Y por encima de esta colaboración de hecho en la asistencia médica, la Iglesia ofrece al mundo una visión integral del hombre. A sus ojos, el hombre es un ser frágil, ciertamente, tanto más cuanto que está marcado por el pecado; pero no por ello constituye en menor grado el centro y la cima de la creación; su mismo cuerpo, creado por Dios y destinado a la gloria, exige respeto y cuidado (cf. Gaudium et spes, 14). Toda persona humana está revestida, para la fe cristiana, de una dignidad que prohíbe su reducción a un objeto: por medio y más allá de sus actividades corporales, afectivas, intelectuales, ella es capaz de establecer con otras personas relaciones interpersonales de una profundidad maravillosa; aún más, puede entrar en contacto, con lo más sublime del alma, con el propio Dios, o mejor, convertirse en templo de su presencia y lugar donde se despliega la acción del Espíritu Santo. Lo cual nos indica el misterio que rodea a cada persona humana y el respeto con que todo médico del cuerpo o del alma debe acercarse a ella.

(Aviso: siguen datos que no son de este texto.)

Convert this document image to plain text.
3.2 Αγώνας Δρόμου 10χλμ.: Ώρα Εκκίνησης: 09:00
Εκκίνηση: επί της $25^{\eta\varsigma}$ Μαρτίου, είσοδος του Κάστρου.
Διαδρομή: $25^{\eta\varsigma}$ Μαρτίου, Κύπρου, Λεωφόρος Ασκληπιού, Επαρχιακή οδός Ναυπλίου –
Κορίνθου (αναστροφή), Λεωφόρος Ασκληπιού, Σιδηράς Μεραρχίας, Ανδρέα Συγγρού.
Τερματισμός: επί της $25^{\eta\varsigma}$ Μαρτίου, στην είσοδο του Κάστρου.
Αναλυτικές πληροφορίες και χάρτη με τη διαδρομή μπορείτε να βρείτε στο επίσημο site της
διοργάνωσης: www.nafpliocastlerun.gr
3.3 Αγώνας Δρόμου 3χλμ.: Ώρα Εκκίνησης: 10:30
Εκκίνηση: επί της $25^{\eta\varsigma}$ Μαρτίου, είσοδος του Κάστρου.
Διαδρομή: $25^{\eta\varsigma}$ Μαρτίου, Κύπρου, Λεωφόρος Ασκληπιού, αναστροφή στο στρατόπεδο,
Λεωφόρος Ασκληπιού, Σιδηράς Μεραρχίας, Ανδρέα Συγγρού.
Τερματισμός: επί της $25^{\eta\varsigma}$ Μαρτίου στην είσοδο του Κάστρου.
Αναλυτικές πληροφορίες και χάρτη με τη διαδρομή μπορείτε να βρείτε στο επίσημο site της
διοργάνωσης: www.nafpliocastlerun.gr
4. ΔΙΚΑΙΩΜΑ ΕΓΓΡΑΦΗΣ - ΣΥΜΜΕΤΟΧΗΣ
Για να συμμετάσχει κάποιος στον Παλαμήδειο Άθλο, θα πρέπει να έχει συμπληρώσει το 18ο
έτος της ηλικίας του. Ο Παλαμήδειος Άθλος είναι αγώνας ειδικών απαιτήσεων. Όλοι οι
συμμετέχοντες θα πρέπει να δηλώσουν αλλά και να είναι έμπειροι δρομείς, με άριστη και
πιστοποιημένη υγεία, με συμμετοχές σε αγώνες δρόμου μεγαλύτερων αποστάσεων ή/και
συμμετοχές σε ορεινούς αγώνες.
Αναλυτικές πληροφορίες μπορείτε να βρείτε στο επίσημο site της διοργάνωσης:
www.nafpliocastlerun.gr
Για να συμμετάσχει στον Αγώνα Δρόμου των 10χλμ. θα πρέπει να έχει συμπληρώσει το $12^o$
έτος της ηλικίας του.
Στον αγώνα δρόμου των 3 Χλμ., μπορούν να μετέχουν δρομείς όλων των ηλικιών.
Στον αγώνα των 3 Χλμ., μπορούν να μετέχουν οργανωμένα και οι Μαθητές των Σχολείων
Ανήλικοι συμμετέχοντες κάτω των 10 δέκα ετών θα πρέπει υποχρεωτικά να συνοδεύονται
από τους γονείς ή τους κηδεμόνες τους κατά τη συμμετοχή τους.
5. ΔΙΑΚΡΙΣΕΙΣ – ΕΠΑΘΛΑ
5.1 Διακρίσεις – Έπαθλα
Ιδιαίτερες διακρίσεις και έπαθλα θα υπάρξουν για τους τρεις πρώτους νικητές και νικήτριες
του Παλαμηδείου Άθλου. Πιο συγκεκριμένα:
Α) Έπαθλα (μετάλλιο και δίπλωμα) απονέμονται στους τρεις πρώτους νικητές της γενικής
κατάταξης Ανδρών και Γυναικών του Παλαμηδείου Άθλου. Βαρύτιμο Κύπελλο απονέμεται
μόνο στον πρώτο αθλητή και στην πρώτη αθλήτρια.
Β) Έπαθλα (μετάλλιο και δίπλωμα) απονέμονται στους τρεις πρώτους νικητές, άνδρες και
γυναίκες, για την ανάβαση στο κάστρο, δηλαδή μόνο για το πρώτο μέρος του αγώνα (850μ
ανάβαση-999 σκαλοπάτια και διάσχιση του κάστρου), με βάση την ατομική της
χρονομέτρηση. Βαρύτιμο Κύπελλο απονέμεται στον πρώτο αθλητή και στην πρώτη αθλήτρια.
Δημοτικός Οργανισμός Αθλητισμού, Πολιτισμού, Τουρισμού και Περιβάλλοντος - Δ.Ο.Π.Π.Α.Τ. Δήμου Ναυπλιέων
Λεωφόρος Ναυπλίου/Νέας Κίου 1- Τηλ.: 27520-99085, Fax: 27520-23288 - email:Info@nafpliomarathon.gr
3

Con mayor razón el hombre que sufre goza, ante nuestros ojos de creyentes, de una especial consideración. No se trata simplemente de un hermano en humanidad que Cristo nos pide que amemos como a nosotros mismos, o más bien, como El nos ha amado. Es un miembro doliente de Jesucristo: nos presenta el rostro de Aquel que, siendo hijo de Dios, se ha familiarizado con nuestros sufrimientos y los ha tomado sobre sí, para librarnos de toda servidumbre. Desde este momento, ¿cómo vacilar en encontrarlo, en prestarle ayuda, en aliviarlo, en caminar con él en las situaciones de prueba de nuestra vida terrestre? El amor evangélico, cuyo gusto ha dado Cristo al mundo, se convierte en una fuente incomparable de energía al servicio de los enfermos. E incluso cuando nuestras manos fueran impotentes para sanar el cuerpo, ¿quién podrá expresar el beneficio de este amor que se dirige al corazón mismo de las personas?

Que estas consideraciones sean capaces de alentar a los cristianos a actuar audazmente, con todos los hombres de buena voluntad, para el progreso de la medicina y de la legislación médica. Y estad ciertos, todos vosotros, de nuestros votos ardientes por la prosecución y la fecundidad de vuestros trabajos. Como prueba de nuestra estima y nuestra confianza, imploramos de todo corazón sobre cada uno de vosotros y sobre vuestros seres queridos las bendiciones de Aquel que es autor de la vida.


*L'Osservatore Romano, edición en lengua española, n.51 p.2.